Sunday, May 26, 2019

They've all come to look for America





Let us be lovers, we'll marry our fortunes together
I've got some real estate here in my bag
So we bought a pack of cigarettes and Mrs. Wagner's pies
And we walked off to look for America

Cathy, I said as we boarded a Greyhound in Pittsburgh
Michigan seems like a dream to me now
It took me four days to hitchhike from Saginaw
I've gone to look for America

Laughing on the bus, playing games with the faces
She said the man in the gabardine suit was a spy
I said, be careful, his bowtie is really a camera
Toss me a cigarette, I think there's one in my raincoat

We smoked the last one an hour ago
So I looked at the scenery
She read her magazine
And the moon rose over an open field

Cathy, I'm lost, I said though I knew she was sleeping
And I'm empty and aching and I don't know why
Counting the cars on the New Jersey Turnpike
They've all come to look for America
All come to look for America
All come to look for America

If you would like to bring back some fond memories, listen to “America” - and enjoy some great scenery. 

https://www.youtube.com/watch?v=3pWK9KASwFU

The inspiration for the song was a woman named Kathleen Chitty, who Paul Simon met when he toured England’s pubs and clubs in 1963. “America” describes a fictional tour that he took with her across America on a Greyhound bus.
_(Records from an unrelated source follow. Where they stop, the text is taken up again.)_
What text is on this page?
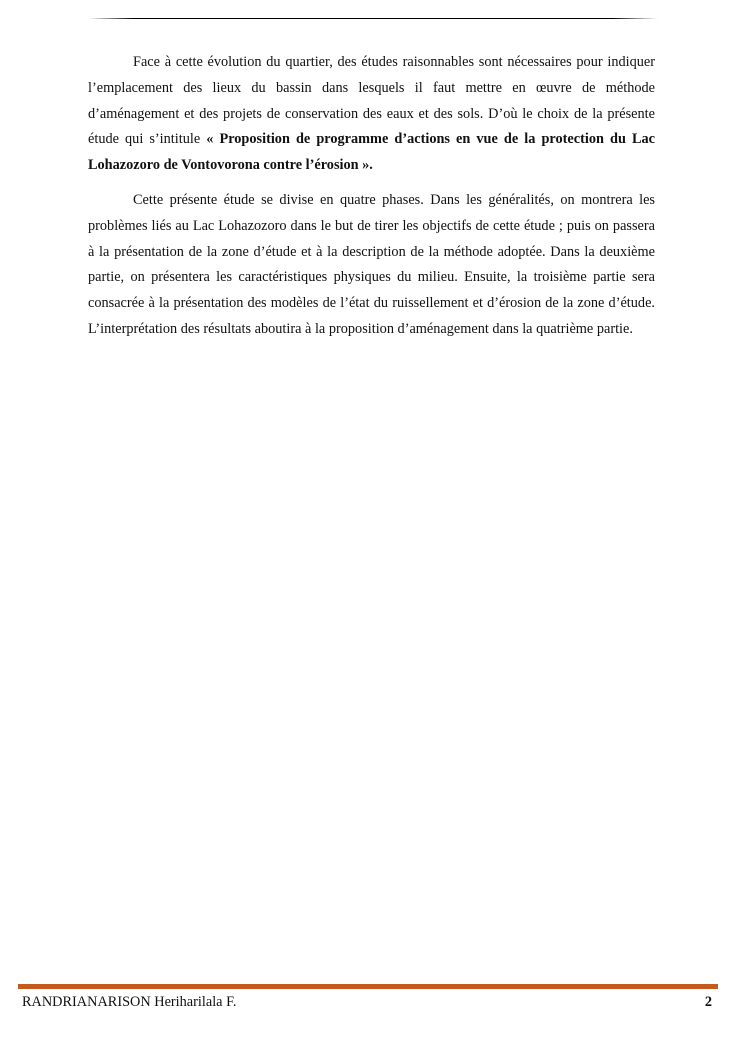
Face à cette évolution du quartier, des études raisonnables sont nécessaires pour indiquer l’emplacement des lieux du bassin dans lesquels il faut mettre en œuvre de méthode d’aménagement et des projets de conservation des eaux et des sols. D’où le choix de la présente étude qui s’intitule « Proposition de programme d’actions en vue de la protection du Lac Lohazozoro de Vontovorona contre l’érosion ».

Cette présente étude se divise en quatre phases. Dans les généralités, on montrera les problèmes liés au Lac Lohazozoro dans le but de tirer les objectifs de cette étude ; puis on passera à la présentation de la zone d’étude et à la description de la méthode adoptée. Dans la deuxième partie, on présentera les caractéristiques physiques du milieu. Ensuite, la troisième partie sera consacrée à la présentation des modèles de l’état du ruissellement et d’érosion de la zone d’étude. L’interprétation des résultats aboutira à la proposition d’aménagement dans la quatrième partie.

RANDRIANARISON Heriharilala F.	2
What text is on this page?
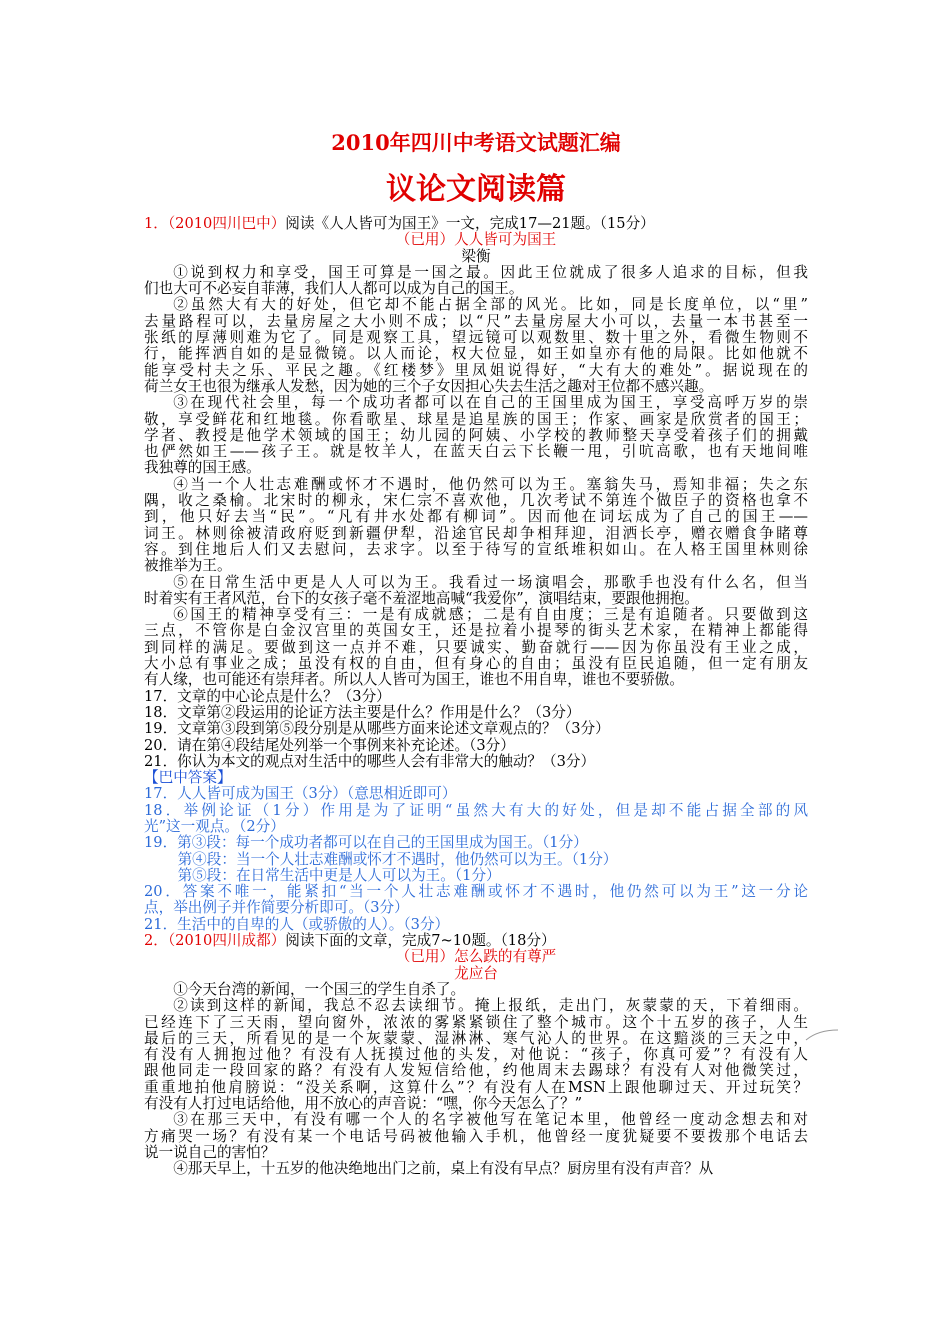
2010年四川中考语文试题汇编
议论文阅读篇

1．（2010四川巴中）阅读《人人皆可为国王》一文，完成17—21题。（15分）

（已用）人人皆可为国王

梁衡

①说到权力和享受，国王可算是一国之最。因此王位就成了很多人追求的目标，但我

们也大可不必妄自菲薄，我们人人都可以成为自己的国王。

②虽然大有大的好处，但它却不能占据全部的风光。比如，同是长度单位，以“里”

去量路程可以，去量房屋之大小则不成；以“尺”去量房屋大小可以，去量一本书甚至一

张纸的厚薄则难为它了。同是观察工具，望远镜可以观数里、数十里之外，看微生物则不

行，能挥洒自如的是显微镜。以人而论，权大位显，如王如皇亦有他的局限。比如他就不

能享受村夫之乐、平民之趣。《红楼梦》里凤姐说得好，“大有大的难处”。据说现在的

荷兰女王也很为继承人发愁，因为她的三个子女因担心失去生活之趣对王位都不感兴趣。

③在现代社会里，每一个成功者都可以在自己的王国里成为国王，享受高呼万岁的崇

敬，享受鲜花和红地毯。你看歌星、球星是追星族的国王；作家、画家是欣赏者的国王；

学者、教授是他学术领域的国王；幼儿园的阿姨、小学校的教师整天享受着孩子们的拥戴

也俨然如王——孩子王。就是牧羊人，在蓝天白云下长鞭一甩，引吭高歌，也有天地间唯

我独尊的国王感。

④当一个人壮志难酬或怀才不遇时，他仍然可以为王。塞翁失马，焉知非福；失之东

隅，收之桑榆。北宋时的柳永，宋仁宗不喜欢他，几次考试不第连个做臣子的资格也拿不

到，他只好去当“民”。“凡有井水处都有柳词”。因而他在词坛成为了自己的国王——

词王。林则徐被清政府贬到新疆伊犁，沿途官民却争相拜迎，泪洒长亭，赠衣赠食争睹尊

容。到住地后人们又去慰问，去求字。以至于待写的宣纸堆积如山。在人格王国里林则徐

被推举为王。

⑤在日常生活中更是人人可以为王。我看过一场演唱会，那歌手也没有什么名，但当

时着实有王者风范，台下的女孩子毫不羞涩地高喊“我爱你”，演唱结束，要跟他拥抱。

⑥国王的精神享受有三：一是有成就感；二是有自由度；三是有追随者。只要做到这

三点，不管你是白金汉宫里的英国女王，还是拉着小提琴的街头艺术家，在精神上都能得

到同样的满足。要做到这一点并不难，只要诚实、勤奋就行——因为你虽没有王业之成，

大小总有事业之成；虽没有权的自由，但有身心的自由；虽没有臣民追随，但一定有朋友

有人缘，也可能还有崇拜者。所以人人皆可为国王，谁也不用自卑，谁也不要骄傲。

17．文章的中心论点是什么？（3分）

18．文章第②段运用的论证方法主要是什么？作用是什么？（3分）

19．文章第③段到第⑤段分别是从哪些方面来论述文章观点的？（3分）

20．请在第④段结尾处列举一个事例来补充论述。（3分）

21．你认为本文的观点对生活中的哪些人会有非常大的触动？（3分）

【巴中答案】

17．人人皆可成为国王（3分）（意思相近即可）

18．举例论证（1分）作用是为了证明“虽然大有大的好处，但是却不能占据全部的风

光”这一观点。（2分）

19．第③段：每一个成功者都可以在自己的王国里成为国王。（1分）

第④段：当一个人壮志难酬或怀才不遇时，他仍然可以为王。（1分）

第⑤段：在日常生活中更是人人可以为王。（1分）

20．答案不唯一，能紧扣“当一个人壮志难酬或怀才不遇时，他仍然可以为王”这一分论

点，举出例子并作简要分析即可。（3分）

21．生活中的自卑的人（或骄傲的人）。（3分）

2．（2010四川成都）阅读下面的文章，完成7~10题。（18分）

（已用）怎么跌的有尊严

龙应台

①今天台湾的新闻，一个国三的学生自杀了。

②读到这样的新闻，我总不忍去读细节。掩上报纸，走出门，灰蒙蒙的天，下着细雨。

已经连下了三天雨，望向窗外，浓浓的雾紧紧锁住了整个城市。这个十五岁的孩子，人生

最后的三天，所看见的是一个灰蒙蒙、湿淋淋、寒气沁人的世界。在这黯淡的三天之中，

有没有人拥抱过他？有没有人抚摸过他的头发，对他说：“孩子，你真可爱”？有没有人

跟他同走一段回家的路？有没有人发短信给他，约他周末去踢球？有没有人对他微笑过，

重重地拍他肩膀说：“没关系啊，这算什么”？有没有人在MSN上跟他聊过天、开过玩笑？

有没有人打过电话给他，用不放心的声音说：“嘿，你今天怎么了？”

③在那三天中，有没有哪一个人的名字被他写在笔记本里，他曾经一度动念想去和对

方痛哭一场？有没有某一个电话号码被他输入手机，他曾经一度犹疑要不要拨那个电话去

说一说自己的害怕？

④那天早上，十五岁的他决绝地出门之前，桌上有没有早点？厨房里有没有声音？从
She was also the inspiration for “Kathy’s song”:


Most of us don’t give much thought to the Greyhound bus company, but it is an institution that has been around for a LONG time. The company was started by a Swedish immigrant named Carl Hickman, and the company’s first route was in Hibbing, Minnesota in 1914. The complete history of the company makes for interesting reading, and can be found at the link below. Part of that history, naturally, includes the company’s involvement in the “freedom riders” of 1961.
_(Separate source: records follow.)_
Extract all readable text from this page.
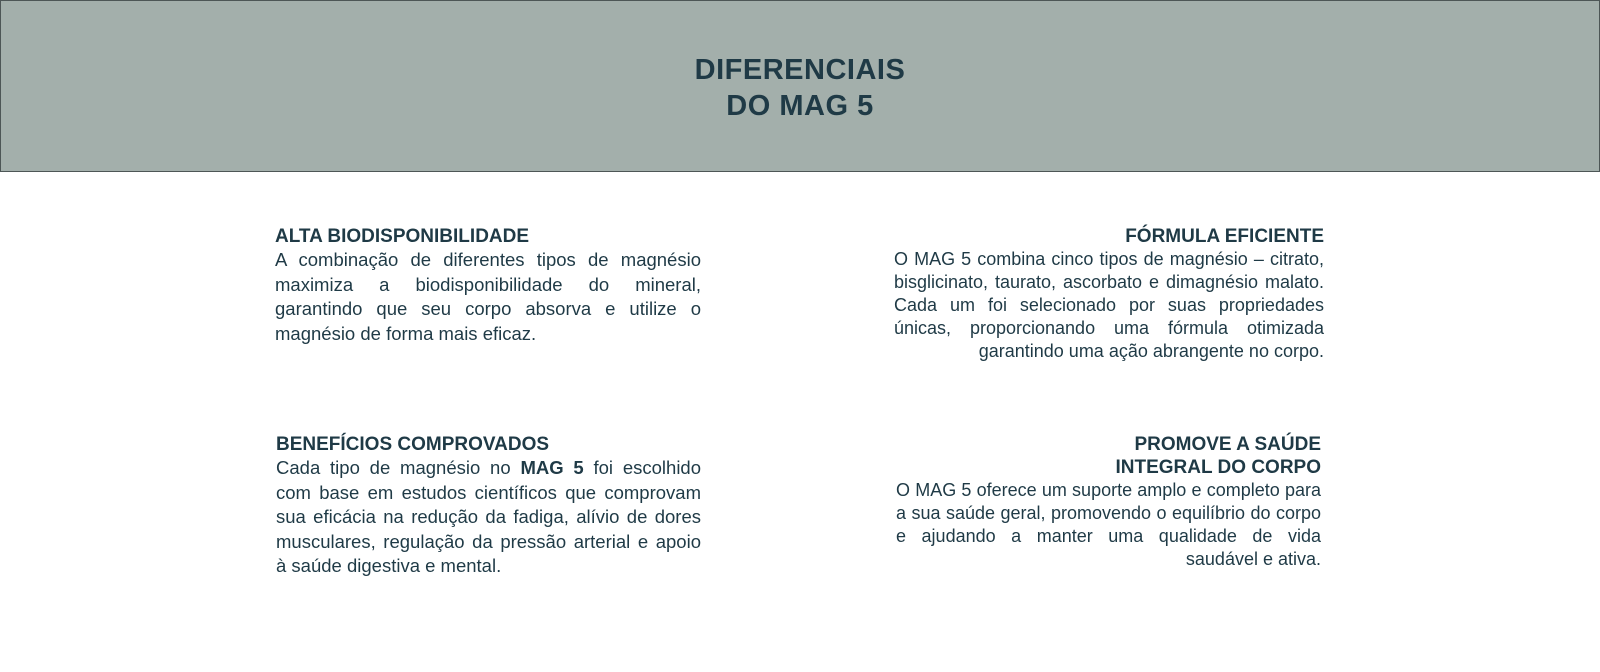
DIFERENCIAIS
DO MAG 5
ALTA BIODISPONIBILIDADE

A combinação de diferentes tipos de magnésio maximiza a biodisponibilidade do mineral, garantindo que seu corpo absorva e utilize o magnésio de forma mais eficaz.

FÓRMULA EFICIENTE

O MAG 5 combina cinco tipos de magnésio – citrato, bisglicinato, taurato, ascorbato e dimagnésio malato. Cada um foi selecionado por suas propriedades únicas, proporcionando uma fórmula otimizada garantindo uma ação abrangente no corpo.

BENEFÍCIOS COMPROVADOS

Cada tipo de magnésio no MAG 5 foi escolhido com base em estudos científicos que comprovam sua eficácia na redução da fadiga, alívio de dores musculares, regulação da pressão arterial e apoio à saúde digestiva e mental.

PROMOVE A SAÚDE
INTEGRAL DO CORPO

O MAG 5 oferece um suporte amplo e completo para a sua saúde geral, promovendo o equilíbrio do corpo e ajudando a manter uma qualidade de vida saudável e ativa.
Due to its longevity, the company has been involved in numerous “incidents and accidents” over the years, and it has also has a prominent place in 10 movies and 19 songs.
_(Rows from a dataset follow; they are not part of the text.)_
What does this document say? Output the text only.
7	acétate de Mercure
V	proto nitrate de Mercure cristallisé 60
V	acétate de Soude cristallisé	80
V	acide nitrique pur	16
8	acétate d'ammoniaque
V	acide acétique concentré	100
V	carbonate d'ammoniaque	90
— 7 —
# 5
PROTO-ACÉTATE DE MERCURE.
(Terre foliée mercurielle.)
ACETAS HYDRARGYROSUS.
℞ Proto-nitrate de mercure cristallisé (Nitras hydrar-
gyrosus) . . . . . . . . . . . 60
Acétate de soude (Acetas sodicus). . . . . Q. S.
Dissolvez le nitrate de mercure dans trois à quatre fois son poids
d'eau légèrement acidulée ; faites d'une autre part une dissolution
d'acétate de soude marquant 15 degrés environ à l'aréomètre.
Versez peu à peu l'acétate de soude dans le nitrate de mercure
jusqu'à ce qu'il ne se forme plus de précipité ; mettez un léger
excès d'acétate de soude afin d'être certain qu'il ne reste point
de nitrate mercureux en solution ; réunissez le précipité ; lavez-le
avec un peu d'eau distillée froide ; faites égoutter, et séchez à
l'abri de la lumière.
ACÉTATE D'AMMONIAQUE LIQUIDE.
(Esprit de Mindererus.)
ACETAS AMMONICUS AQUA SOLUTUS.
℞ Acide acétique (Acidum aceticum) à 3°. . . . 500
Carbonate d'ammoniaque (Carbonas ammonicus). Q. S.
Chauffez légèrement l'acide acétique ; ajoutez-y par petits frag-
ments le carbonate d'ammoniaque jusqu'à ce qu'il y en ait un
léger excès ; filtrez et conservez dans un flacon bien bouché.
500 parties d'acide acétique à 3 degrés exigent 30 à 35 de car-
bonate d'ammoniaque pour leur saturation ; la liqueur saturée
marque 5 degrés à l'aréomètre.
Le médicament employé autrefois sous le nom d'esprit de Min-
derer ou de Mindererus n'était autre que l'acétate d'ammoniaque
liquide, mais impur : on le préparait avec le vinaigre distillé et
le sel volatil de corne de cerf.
Declining ridership, and competition from cheap airfares, forced the company into bankruptcy twice in the 1990’s. In 2007, it was acquired by the Scottish transport group FirstGroup.

In recent years, the company has benefited from a wave of immigrants from south and central America. Ironically, the crisis in central America was caused by our own government. During the Eisenhower and Kennedy years, our government supported more than 40 coups in that area in order to defeat communist rulers, and the government was also heavily influenced by “the banana man”.


Today, more than 5000 refugees a day arrive from the violent countries of Guatemala, Honduras, and El Salvador. Once they arrive here, they quickly are dispersed from our border towns to other cities in America. In the vast majority of cases, their transportation is on a Greyhound bus.


Our country has long had a tortured view of immigrants, starting with the Chinese Exclusion Act of 1882, which was followed by the Immigration Act of 1924, and the Japanese internment camps of 1942-1945. “Operation Wetback” was set into motion in 1957. Today, we have the “Muslim ban” of 2017.

The refuges from Central America are the latest group who fit into the group mentioned on the plague attached to the Statue of Liberty:

Give me your tired, your poor,
Your huddled masses yearning to breathe free,
The wretched refuse of your teeming shore.
Send these, the homeless, tempest-tost to me,
I lift my lamp beside the golden door!"

We really need to be more accepting of the folks coming from “south of the border”. After all, they’ve all just come to look for America.